20. treat and mammiferously suppress to have the method for the disease of response, this method to comprise to IGF-1R to give the formula Ia compound or pharmaceutically acceptable salt thereof that IGF-1R suppresses significant quantity this Mammals,

Wherein:

M is 1 to 5;

Z is a benzyloxy.

21. comprising, the method for claim 20, this method give the formula Ib compound or pharmaceutically acceptable salt thereof that IGF-1R suppresses significant quantity to this Mammals,

Wherein:

M is 1 to 5;

Z is a benzyloxy.

22. according to claim 1-14 or 15 each the purposes of compound in pharmaceutical compositions, being used for the treatment of property of said composition and/or prophylactic administration suppress to have the disease of response to IGF-1R.

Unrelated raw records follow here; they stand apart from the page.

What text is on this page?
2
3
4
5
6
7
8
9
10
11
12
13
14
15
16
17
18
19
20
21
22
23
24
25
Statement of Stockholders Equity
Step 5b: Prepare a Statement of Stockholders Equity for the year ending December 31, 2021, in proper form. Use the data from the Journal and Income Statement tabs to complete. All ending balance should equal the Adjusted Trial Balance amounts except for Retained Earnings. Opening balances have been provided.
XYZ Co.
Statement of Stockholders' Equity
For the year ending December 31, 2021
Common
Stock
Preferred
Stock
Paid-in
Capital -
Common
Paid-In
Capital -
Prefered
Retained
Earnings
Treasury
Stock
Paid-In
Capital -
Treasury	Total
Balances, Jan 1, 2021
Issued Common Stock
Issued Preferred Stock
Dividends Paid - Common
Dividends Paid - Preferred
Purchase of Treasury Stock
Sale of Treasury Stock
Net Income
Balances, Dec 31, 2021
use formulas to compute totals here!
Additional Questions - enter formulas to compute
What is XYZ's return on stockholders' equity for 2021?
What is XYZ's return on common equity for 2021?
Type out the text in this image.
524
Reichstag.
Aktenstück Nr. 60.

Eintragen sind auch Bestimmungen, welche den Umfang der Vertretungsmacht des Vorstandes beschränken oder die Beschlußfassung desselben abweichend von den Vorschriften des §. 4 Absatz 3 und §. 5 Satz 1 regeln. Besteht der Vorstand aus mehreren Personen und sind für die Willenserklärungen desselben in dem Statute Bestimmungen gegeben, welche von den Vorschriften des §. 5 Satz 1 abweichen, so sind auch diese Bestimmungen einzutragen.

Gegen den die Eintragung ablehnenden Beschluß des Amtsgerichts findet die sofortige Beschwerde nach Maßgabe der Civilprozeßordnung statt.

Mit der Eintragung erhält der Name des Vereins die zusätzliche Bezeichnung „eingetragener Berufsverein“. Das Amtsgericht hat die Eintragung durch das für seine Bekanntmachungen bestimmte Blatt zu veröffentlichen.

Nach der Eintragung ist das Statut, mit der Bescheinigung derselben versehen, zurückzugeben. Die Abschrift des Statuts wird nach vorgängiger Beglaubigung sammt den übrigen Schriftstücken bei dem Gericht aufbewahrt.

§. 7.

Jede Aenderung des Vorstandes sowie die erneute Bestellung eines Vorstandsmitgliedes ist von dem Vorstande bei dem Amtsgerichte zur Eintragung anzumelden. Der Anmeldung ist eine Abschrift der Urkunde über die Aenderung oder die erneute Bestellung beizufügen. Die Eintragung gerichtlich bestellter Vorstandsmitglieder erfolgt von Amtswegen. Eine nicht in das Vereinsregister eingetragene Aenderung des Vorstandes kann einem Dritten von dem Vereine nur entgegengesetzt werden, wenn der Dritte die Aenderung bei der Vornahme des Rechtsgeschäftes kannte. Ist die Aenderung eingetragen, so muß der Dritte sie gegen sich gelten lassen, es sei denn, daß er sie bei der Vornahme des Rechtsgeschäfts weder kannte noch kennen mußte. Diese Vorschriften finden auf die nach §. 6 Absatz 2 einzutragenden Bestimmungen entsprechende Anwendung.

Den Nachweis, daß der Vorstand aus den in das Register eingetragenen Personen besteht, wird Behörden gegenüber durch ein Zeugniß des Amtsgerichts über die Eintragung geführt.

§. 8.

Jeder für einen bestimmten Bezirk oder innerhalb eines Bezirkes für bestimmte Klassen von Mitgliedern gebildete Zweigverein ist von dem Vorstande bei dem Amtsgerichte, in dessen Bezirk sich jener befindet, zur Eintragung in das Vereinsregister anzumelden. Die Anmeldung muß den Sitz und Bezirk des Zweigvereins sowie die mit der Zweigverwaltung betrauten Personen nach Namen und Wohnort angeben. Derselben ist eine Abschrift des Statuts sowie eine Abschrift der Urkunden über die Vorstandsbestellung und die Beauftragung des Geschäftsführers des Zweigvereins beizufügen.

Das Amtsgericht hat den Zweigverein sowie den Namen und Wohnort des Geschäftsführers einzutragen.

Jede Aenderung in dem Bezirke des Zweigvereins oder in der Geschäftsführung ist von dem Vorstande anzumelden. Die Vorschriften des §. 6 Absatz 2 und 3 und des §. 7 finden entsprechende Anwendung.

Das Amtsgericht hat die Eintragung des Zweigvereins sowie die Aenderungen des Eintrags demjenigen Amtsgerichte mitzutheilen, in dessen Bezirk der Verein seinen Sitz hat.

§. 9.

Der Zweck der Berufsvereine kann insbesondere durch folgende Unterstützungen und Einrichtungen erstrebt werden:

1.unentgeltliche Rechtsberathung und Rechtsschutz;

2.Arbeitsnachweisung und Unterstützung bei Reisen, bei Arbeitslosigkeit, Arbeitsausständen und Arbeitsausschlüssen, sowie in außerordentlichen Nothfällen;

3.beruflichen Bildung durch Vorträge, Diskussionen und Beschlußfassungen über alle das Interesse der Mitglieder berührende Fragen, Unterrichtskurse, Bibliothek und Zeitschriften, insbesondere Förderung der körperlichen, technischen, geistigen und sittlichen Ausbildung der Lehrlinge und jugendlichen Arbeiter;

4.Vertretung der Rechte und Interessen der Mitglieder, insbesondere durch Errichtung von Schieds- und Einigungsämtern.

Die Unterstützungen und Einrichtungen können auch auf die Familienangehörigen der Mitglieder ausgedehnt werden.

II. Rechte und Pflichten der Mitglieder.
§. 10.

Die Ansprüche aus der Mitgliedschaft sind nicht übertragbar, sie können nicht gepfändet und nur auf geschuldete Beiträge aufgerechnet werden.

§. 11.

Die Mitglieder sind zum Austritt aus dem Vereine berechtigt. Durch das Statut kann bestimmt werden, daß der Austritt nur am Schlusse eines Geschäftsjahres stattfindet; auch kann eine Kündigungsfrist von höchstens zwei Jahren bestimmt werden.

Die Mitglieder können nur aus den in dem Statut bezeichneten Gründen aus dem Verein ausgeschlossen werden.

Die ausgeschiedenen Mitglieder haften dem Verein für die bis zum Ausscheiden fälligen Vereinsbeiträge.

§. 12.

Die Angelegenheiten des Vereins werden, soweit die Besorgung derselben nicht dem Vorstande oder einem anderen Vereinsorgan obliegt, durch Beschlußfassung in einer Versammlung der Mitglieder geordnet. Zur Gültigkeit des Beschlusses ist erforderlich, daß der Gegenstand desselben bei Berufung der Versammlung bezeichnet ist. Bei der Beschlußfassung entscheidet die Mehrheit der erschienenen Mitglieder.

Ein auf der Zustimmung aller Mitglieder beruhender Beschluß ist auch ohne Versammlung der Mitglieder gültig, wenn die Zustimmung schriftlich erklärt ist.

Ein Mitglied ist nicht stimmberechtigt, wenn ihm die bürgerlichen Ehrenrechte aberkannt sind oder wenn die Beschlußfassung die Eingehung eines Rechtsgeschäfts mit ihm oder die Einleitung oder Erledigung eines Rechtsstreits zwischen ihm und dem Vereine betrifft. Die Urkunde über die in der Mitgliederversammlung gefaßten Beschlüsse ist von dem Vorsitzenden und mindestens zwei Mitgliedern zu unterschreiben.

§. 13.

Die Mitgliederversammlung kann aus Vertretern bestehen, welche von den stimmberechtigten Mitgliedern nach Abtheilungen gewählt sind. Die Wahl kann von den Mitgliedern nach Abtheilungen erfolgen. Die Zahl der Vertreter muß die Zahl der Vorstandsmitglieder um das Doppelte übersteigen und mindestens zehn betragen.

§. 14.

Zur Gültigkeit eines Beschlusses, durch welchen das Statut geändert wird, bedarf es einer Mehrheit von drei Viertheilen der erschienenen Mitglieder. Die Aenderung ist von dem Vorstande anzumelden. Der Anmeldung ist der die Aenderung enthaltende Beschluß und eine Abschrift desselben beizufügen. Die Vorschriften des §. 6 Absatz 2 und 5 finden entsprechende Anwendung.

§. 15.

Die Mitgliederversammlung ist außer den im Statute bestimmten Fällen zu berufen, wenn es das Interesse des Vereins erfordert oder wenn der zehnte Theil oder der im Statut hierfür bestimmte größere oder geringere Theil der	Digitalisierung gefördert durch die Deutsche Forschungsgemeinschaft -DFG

23. pharmaceutical composition, it comprises claim 1-14 or 15 each compound and pharmaceutically acceptable carrier of medicine effective quantity.

24. pharmaceutical composition, it comprises the claim 1-14 or 15 each compound and polyamines synthetase inhibitors, inhibitors of protein kinase C, other tyrosine kinase inhibitor, cytokine, negativity growth regulator such as TGF-β or IFN-β, aromatase inhibitor, estrogen antagonist agent and/or the cytostatics of medicine effective quantity; And pharmaceutically acceptable carrier.